Birds and flooding in the Severn Hams

In winter, the Severn floodplain, especially the area between Gloucester and Tewkesbury, regularly welcomes many thousands of wintering waterbirds.  After the dry summer, there was a light local flood in late October and early November, then a much deeper one beginning just before Christmas.  The November flood attracted large numbers of Wigeon and Teal (much higher numbers of Wigeon than were present on the estuary in the Frampton/Slimbridge area at the time); when the flooding receded in late November, many of these birds moved to the estuary.  They came back to Coombe Hill as waters began to rise again in mid-December.  So the link between the estuary and floodplain sites inland was clearly demonstrated.  (For a full account of birds in the area between October and December, see “Birds in the Severn and Avon Vales October to December 2013” under Published reports on this website).

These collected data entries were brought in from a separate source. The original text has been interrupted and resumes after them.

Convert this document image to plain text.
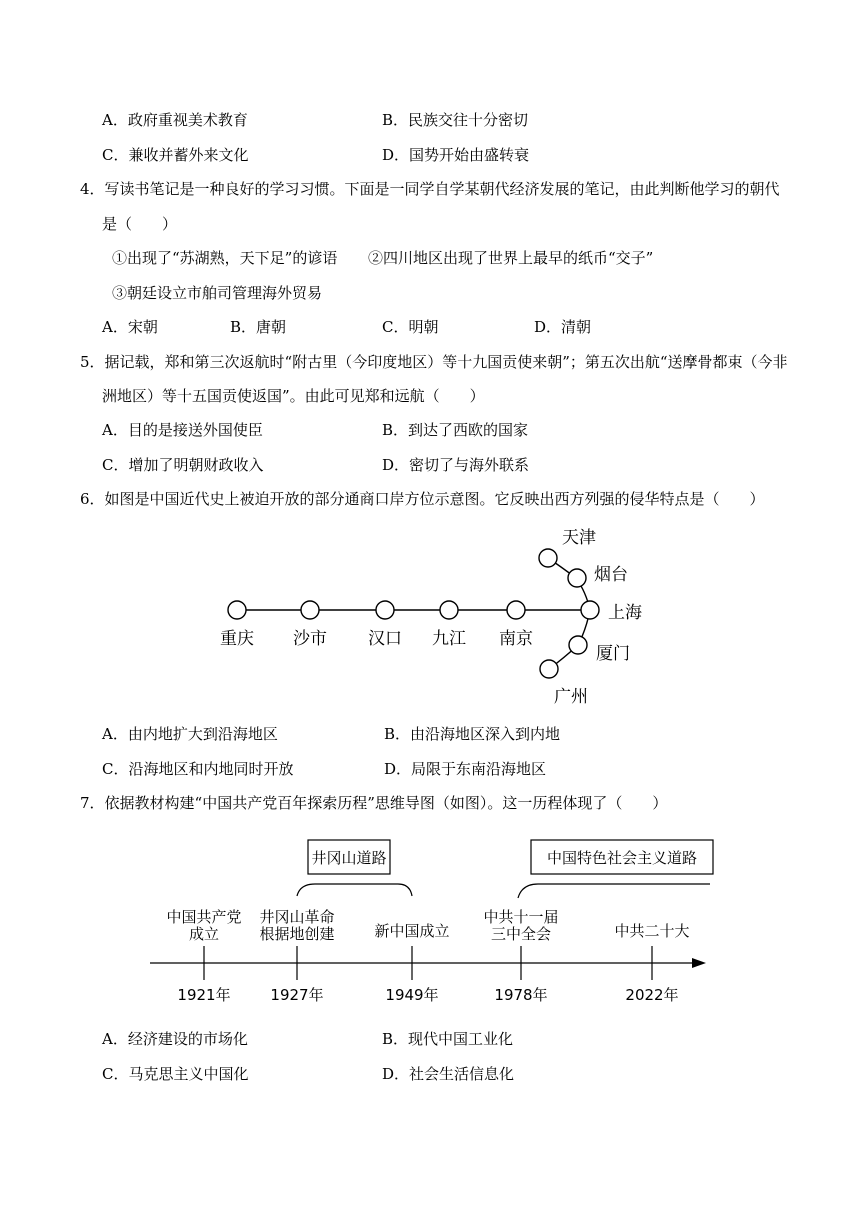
A．政府重视美术教育	B．民族交往十分密切
C．兼收并蓄外来文化	D．国势开始由盛转衰
4．写读书笔记是一种良好的学习习惯。下面是一同学自学某朝代经济发展的笔记，由此判断他学习的朝代
是（　　）
①出现了“苏湖熟，天下足”的谚语 ②四川地区出现了世界上最早的纸币“交子”
③朝廷设立市舶司管理海外贸易
A．宋朝	B．唐朝	C．明朝	D．清朝
5．据记载，郑和第三次返航时“附古里（今印度地区）等十九国贡使来朝”；第五次出航“送摩骨都束（今非
洲地区）等十五国贡使返国”。由此可见郑和远航（　　）
A．目的是接送外国使臣	B．到达了西欧的国家
C．增加了明朝财政收入	D．密切了与海外联系
6．如图是中国近代史上被迫开放的部分通商口岸方位示意图。它反映出西方列强的侵华特点是（　　）
重庆 沙市 汉口 九江 南京
上海
天津
烟台
厦门
广州
A．由内地扩大到沿海地区	B．由沿海地区深入到内地
C．沿海地区和内地同时开放	D．局限于东南沿海地区
7．依据教材构建“中国共产党百年探索历程”思维导图（如图）。这一历程体现了（　　）
井冈山道路	中国特色社会主义道路
中国共产党
成立
井冈山革命
根据地创建	新中国成立
中共十一届
三中全会	中共二十大
1921年	1927年	1949年	1978年	2022年
A．经济建设的市场化	B．现代中国工业化
C．马克思主义中国化	D．社会生活信息化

However, as has been widely reflected in the media, the flooding has got much more serious since Christmas, and there were Severe Flood Warnings (the highest category, indicating danger to human life and property) on either side of New Year.  The top of a spring tide cycle in early January pushed water up the estuary and into the flood plain, coinciding with a flush of water coming down the Severn, following heavy rain at the top of the Severn catchment in north Wales and in the northwest Midlands; this flush was exacerbated by inflow from the Avon, not to mention other local streams like the Leadon, Chelt and Swilgate, which could not flow out into the Severn and so back-flooded riverside meadows.   As a result, there is very deep flooding between Gloucester and Tewkesbury, with main roads closed by flooding – the A417 from Gloucester to Ledbury round Maisemore, the B4213 at Haw Bridge.  The Gloucestershire Wildlife Trust had only just inaugurated its new hide and boardwalk at the Coombe Hill Meadows reserve, replacing the one washed away by the previous winter’s floods; the hide is now totally inaccessible and will remain so for many weeks – it is to be hoped that it will survive intact!

The effect on waterbirds has been striking: wild birds don’t like deep flooding any more than humans do.  So the thousands of surface-feeding ducks which were in the Coombe Hill and Ashleworth area only ten days ago, grazing and feeding round the edges, have disappeared (as far as one can tell in the flooded conditions!).  Some of them may well have moved downriver to the estuary, but a fair proportion have sought out shallow flooded areas upriver, just into south Worcestershire.  On 4 January there were about 3,000 surface feeding ducks on Longdon Marsh, including about 1,400 each of Wigeon and Teal, with nearly 150 Pintail and about 35 Shoveler.  But where have the thousand odd Greylag and Canada Geese gone, the ones that were previously shared between the Coombe and Ashleworth Ham reserves?  Perhaps to Ripple Lake, the former gravel extraction area along the Severn opposite the outflow to the Severn from Longdon Marsh – there are many hundred geese there.

Plenty to look out for in the New Year then!